Le tarif réglementé d’EDF reste une référence. Il est fixé par les pouvoirs publics sur recommandation de la CRE. Sa stabilité rassure, mais il n’est pas toujours le moins cher. En période de tension sur les marchés de gros, les offres alternatives peuvent s’avérer plus avantageuses sur le long terme.
Engie propose des offres indexées sur les prix du marché avec des garanties de stabilité sur 12 ou 24 mois. TotalEnergies mise sur des offres combinées gaz-électricité avec des remises pour les clients multi-contrats. Les fournisseurs 100 % renouvelables comme Ilek ou Ekwateur séduisent un public sensible à l’impact environnemental, avec des tarifs souvent compétitifs malgré leur positionnement éthique.
Comparer uniquement le prix du kilowattheure serait insuffisant. L’abonnement mensuel pèse lourd dans la facture annuelle, surtout pour les petits consommateurs. Un abonnement bas avec un kWh élevé peut coûter plus cher qu’un abonnement standard avec un kWh modéré, selon votre profil de consommation. Prenez le temps de simuler votre facture annuelle sur la base de votre consommation réelle, exprimée en kWh sur vos anciennes factures.
Les erreurs à éviter lors du changement de fournisseur
La première erreur est de ne rien faire. Certains déménageurs laissent le contrat de l’ancien occupant actif pendant des semaines. Résultat : des factures au nom d’un inconnu, des litiges avec le bailleur, et parfois une coupure de courant inopinée.
La deuxième erreur concerne le relevé de compteur. Oublier de noter l’index le jour J crée des zones d’ombre dans la facturation. En cas de désaccord avec le fournisseur, c’est à vous de prouver votre consommation réelle. Une photo datée du compteur suffit à vous protéger.
Troisième piège : souscrire en urgence sans comparer. La pression du déménagement pousse à choisir le premier fournisseur venu. Or, quelques minutes sur un comparateur agréé suffisent à identifier des offres significativement moins chères. La CRE met à disposition un outil de comparaison officiel sur son site, neutre et fiable.
Attention aussi aux offres avec engagement longue durée assorties de pénalités en cas de résiliation anticipée. Ces contrats sont légaux mais doivent être lus attentivement avant signature. Préférez les offres sans engagement si votre situation locative est susceptible d’évoluer à court terme.

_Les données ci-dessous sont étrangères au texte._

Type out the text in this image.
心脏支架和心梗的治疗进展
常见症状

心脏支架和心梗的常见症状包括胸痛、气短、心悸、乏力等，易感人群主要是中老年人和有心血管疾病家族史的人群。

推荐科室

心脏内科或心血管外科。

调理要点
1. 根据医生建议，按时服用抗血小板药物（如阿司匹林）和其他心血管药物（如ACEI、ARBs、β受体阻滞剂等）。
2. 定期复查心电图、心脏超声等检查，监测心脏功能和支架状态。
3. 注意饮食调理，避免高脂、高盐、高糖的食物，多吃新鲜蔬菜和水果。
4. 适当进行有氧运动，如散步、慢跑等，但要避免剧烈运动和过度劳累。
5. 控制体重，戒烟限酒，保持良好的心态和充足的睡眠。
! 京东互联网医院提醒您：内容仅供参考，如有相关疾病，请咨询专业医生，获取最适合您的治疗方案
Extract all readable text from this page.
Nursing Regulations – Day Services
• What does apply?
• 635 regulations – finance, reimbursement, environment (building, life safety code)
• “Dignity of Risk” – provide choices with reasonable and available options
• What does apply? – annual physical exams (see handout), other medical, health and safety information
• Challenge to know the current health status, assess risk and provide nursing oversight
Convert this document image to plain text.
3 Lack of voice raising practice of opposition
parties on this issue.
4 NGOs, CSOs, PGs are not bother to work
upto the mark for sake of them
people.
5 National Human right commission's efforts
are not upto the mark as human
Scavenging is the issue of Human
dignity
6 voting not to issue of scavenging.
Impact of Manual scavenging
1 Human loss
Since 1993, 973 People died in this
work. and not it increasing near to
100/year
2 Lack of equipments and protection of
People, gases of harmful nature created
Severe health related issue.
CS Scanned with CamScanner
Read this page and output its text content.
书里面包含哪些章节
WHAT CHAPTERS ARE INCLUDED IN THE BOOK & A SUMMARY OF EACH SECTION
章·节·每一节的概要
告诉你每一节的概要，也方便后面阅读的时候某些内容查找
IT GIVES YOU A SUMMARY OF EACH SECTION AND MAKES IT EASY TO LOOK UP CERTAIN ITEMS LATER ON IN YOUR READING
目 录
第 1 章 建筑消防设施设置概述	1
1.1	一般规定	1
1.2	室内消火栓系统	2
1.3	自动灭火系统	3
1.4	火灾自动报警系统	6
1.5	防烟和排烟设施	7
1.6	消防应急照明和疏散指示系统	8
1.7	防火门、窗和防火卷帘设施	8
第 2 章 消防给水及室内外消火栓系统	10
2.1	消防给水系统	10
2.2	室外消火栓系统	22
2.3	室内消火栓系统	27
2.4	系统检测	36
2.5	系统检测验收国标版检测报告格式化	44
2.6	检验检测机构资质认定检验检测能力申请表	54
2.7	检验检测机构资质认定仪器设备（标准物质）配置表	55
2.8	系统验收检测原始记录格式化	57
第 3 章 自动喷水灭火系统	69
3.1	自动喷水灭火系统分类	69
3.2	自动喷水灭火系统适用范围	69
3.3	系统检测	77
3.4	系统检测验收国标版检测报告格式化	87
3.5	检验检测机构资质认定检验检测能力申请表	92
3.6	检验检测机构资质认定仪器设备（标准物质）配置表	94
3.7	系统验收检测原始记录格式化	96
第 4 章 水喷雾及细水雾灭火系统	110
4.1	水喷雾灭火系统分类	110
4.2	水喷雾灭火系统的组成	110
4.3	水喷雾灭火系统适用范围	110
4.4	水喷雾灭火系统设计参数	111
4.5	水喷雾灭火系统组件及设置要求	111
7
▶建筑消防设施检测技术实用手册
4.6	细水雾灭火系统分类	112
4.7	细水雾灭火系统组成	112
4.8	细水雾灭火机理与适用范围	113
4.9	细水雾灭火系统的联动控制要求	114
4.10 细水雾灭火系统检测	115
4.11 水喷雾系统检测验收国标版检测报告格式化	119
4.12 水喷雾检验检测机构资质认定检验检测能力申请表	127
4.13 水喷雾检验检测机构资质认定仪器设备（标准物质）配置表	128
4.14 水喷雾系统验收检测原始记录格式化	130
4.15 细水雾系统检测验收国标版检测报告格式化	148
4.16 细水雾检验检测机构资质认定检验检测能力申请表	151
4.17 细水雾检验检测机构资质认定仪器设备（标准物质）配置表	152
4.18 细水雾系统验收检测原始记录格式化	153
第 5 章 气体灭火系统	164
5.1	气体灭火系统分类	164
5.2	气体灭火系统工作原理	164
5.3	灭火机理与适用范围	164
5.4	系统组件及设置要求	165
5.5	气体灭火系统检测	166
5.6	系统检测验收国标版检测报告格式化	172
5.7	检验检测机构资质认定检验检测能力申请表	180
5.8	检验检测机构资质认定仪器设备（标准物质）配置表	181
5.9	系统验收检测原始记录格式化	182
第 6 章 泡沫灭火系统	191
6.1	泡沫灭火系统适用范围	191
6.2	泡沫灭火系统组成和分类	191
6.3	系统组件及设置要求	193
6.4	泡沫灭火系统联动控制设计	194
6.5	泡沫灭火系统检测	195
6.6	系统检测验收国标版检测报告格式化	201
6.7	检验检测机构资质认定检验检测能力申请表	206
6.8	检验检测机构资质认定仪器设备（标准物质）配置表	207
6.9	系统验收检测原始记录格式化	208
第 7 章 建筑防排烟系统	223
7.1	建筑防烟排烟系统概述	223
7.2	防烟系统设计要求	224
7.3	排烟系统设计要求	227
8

Enfin, ne confondez pas le fournisseur commercial et le gestionnaire de réseau. Si votre compteur ne fonctionne pas, c’est Enedis qu’il faut contacter, pas votre fournisseur. Cette confusion génère des délais inutiles et des frustrations évitables.
Ce que votre nouveau logement change dans votre contrat
Chaque logement a ses propres caractéristiques techniques. La puissance souscrite, exprimée en kilovoltampères (kVA), doit correspondre à vos besoins réels. Un studio meublé peut fonctionner avec un abonnement à 3 kVA. Une maison avec pompe à chaleur, four électrique et recharge de véhicule électrique nécessite au minimum 9 à 12 kVA.
Le type de compteur influe aussi sur les options disponibles. Avec un compteur Linky, vous pouvez accéder aux offres à tarification dynamique, comme l’option Heures Creuses/Heures Pleines. Cette option est rentable si vous consommez davantage la nuit (chauffe-eau programmable, lave-linge décalé). Elle peut en revanche pénaliser les ménages dont les habitudes de consommation sont concentrées en journée.
Votre déménagement dans un logement plus grand ou mieux isolé modifie aussi votre profil de consommation. Profitez-en pour recalibrer votre contrat. Un logement avec une bonne note au DPE (Diagnostic de Performance Énergétique) consomme structurellement moins qu’un logement classé F ou G. Adapter la puissance souscrite à cette nouvelle réalité vous évitera de payer un abonnement surdimensionné pendant des années.
Changer de fournisseur lors d’un déménagement, c’est finalement reprendre la main sur un poste de dépenses que l’on subit souvent passivement. Avec les bons réflexes et quelques minutes de comparaison, ce changement devient un levier concret d’économies durables.